Sánchez Ventura admitted the move is a drastic change from his mission in Fresno. Cuba has few Mexicans, and those who go there are mainly students, professors, researchers and artists. But he expects to facilitate the arrival of more Mexican businesses and increase tourism. Many Cubans migrated to Mexico and now have mixed families, he said.
You make your home wherever you are.
Vicente Sánchez Ventura
In Fresno, Sánchez Ventura served a large population of of working-class Mexicans, many who are farm laborers. He learned to value their work in our food economy: “Everything depends on Mexicans.”
Some people who go to the consulate for legal documents no longer have thumbprints because of years of farm work, he said.
The consulate does more than process passports and identification cards. It offers civil registry and notary public services, health and legal support, and help for the homeless, seasonal agriculture workers, those who speak indigenous languages, victims of violent crimes and more.
Sánchez Ventura has responded to the needs of Mexicans in Fresno by changing the way some services are offered. For example, after seeing people arrive at the office’s healthcare window with serious conditions, he started weekly lunchtime visits to farms to offer checkups and catch illnesses early.
The San Joaquin Valley branch has existed for 85 years and serves around 1.5 million Mexican nationals in the eight-county service area from Merced to Bakersfield.
“Coming to the consulate is not coming to an office,” Sánchez Ventura said. “It’s coming home, to the house of Mexico.”
Sánchez Ventura’s focus in Fresno was education.

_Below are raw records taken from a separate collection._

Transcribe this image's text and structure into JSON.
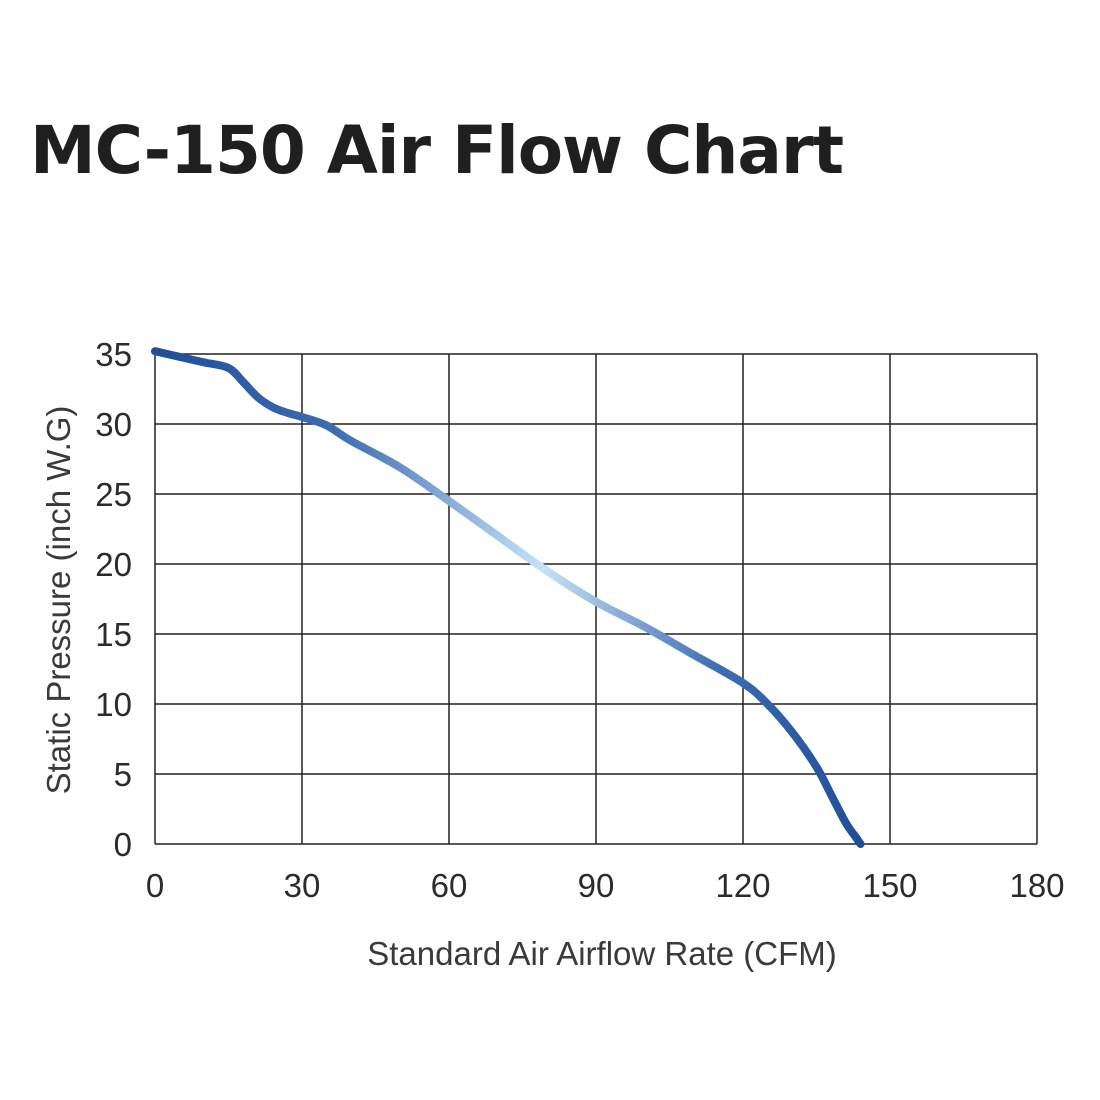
{
  "title": "MC-150 Air Flow Chart",
  "chart_data": {
    "type": "line",
    "title": "MC-150 Air Flow Chart",
    "xlabel": "Standard Air Airflow Rate (CFM)",
    "ylabel": "Static Pressure (inch W.G)",
    "xlim": [
      0,
      180
    ],
    "ylim": [
      0,
      35
    ],
    "xticks": [
      0,
      30,
      60,
      90,
      120,
      150,
      180
    ],
    "yticks": [
      0,
      5,
      10,
      15,
      20,
      25,
      30,
      35
    ],
    "grid": true,
    "series": [
      {
        "x": [
          0,
          5,
          10,
          15,
          18,
          21,
          24,
          27,
          30,
          35,
          40,
          50,
          60,
          70,
          80,
          90,
          100,
          110,
          120,
          125,
          130,
          135,
          138,
          141,
          143,
          144
        ],
        "values": [
          35.2,
          34.8,
          34.4,
          34.0,
          33.0,
          31.9,
          31.2,
          30.8,
          30.5,
          29.9,
          28.8,
          26.9,
          24.5,
          22.0,
          19.5,
          17.3,
          15.5,
          13.5,
          11.5,
          10.0,
          8.0,
          5.5,
          3.5,
          1.5,
          0.5,
          0
        ],
        "color_stops": [
          "#1f4e97",
          "#3e6db3",
          "#c5e2f5",
          "#3e6db3",
          "#1f4e97"
        ]
      }
    ]
  }
}
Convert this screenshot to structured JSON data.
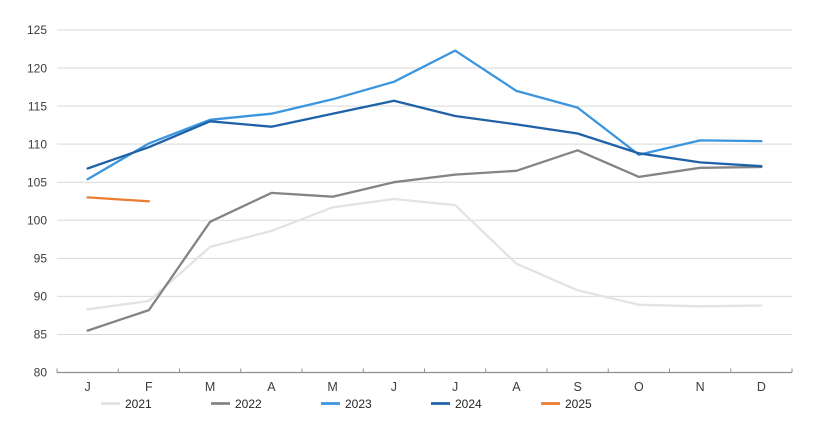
{
  "chart_data": {
    "type": "line",
    "title": "",
    "xlabel": "",
    "ylabel": "",
    "grid": true,
    "background": "#ffffff",
    "gridline_color": "#d9d9d9",
    "axis_line_color": "#8f8f8f",
    "tick_label_color": "#3d3d3d",
    "x_categories": [
      "J",
      "F",
      "M",
      "A",
      "M",
      "J",
      "J",
      "A",
      "S",
      "O",
      "N",
      "D"
    ],
    "y_axis": {
      "min": 80,
      "max": 125,
      "tick_step": 5,
      "tick_labels": [
        "80",
        "85",
        "90",
        "95",
        "100",
        "105",
        "110",
        "115",
        "120",
        "125"
      ]
    },
    "series": [
      {
        "name": "2021",
        "color": "#e3e3e3",
        "values": [
          88.3,
          89.4,
          96.5,
          98.6,
          101.7,
          102.8,
          102.0,
          94.3,
          90.8,
          88.9,
          88.7,
          88.8
        ]
      },
      {
        "name": "2022",
        "color": "#848484",
        "values": [
          85.5,
          88.2,
          99.8,
          103.6,
          103.1,
          105.0,
          106.0,
          106.5,
          109.2,
          105.7,
          106.9,
          107.0
        ]
      },
      {
        "name": "2023",
        "color": "#3b95df",
        "values": [
          105.4,
          110.1,
          113.2,
          114.0,
          115.9,
          118.2,
          122.3,
          117.0,
          114.8,
          108.6,
          110.5,
          110.4
        ]
      },
      {
        "name": "2024",
        "color": "#2062a8",
        "values": [
          106.8,
          109.6,
          113.0,
          112.3,
          114.0,
          115.7,
          113.7,
          112.6,
          111.4,
          108.8,
          107.6,
          107.1
        ]
      },
      {
        "name": "2025",
        "color": "#ed7d31",
        "values": [
          103.0,
          102.5,
          null,
          null,
          null,
          null,
          null,
          null,
          null,
          null,
          null,
          null
        ]
      }
    ],
    "legend": {
      "position": "bottom",
      "entries": [
        "2021",
        "2022",
        "2023",
        "2024",
        "2025"
      ]
    }
  }
}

The consulate partners with the Education and Leadership Foundation to give scholarships to local college students. It also has earmarked funding for a planned community square in Fresno that would serve as an education center for Mexican adults in Spanish and English.
He also made it a point to employ more “Dreamers” – undocumented young adults who have benefited from the California Dream Act. Many now have work permits through Deferred Action for Childhood Arrivals.
One of Sánchez Ventura’s last projects in Fresno is the forthcoming launch of a group of Mexican leaders in Fresno. However, he didn’t get to finish everything.
Sánchez Ventura wanted to establish more partnerships with Mexican businesses and institutions, and plan bicultural events with the honorary Armenian consul Berj Apkarian, as well as with the Hmong community. Now it will be up to the new consul whether to follow through with those ideas because each consul determines areas to focus on.
But a continuing goal is to reach more people. Mexicans need to know the consulate is there to help, he said.
We have to keep putting Fresno on the map.
Vicente Sánchez Ventura
Sánchez Ventura is used to moving around. His career in diplomacy spans more than 30 years, and he has led consulates in Dallas and Austin, Texas, Puerto Rico, New Orleans and Nicaragua. Before arriving in Fresno, he was consul in Detroit for seven years.
Sánchez Ventura said he grew to love the Central Valley. Among the places he’ll miss:
▪ Woodward Park in Fresno
▪ Dewar’s Candy shop in Bakersfield
▪ La Estrella Bakery and Oaxaca Restaurant, both in Fresno
“You make your home wherever you are,” he said. “When you move, you change everything. You start from zero, and it’s like you are born anew.”
As Sánchez Ventura prepares to leave his home of the past three years, there’s one thing he knows for sure: “We have to keep putting Fresno on the map.”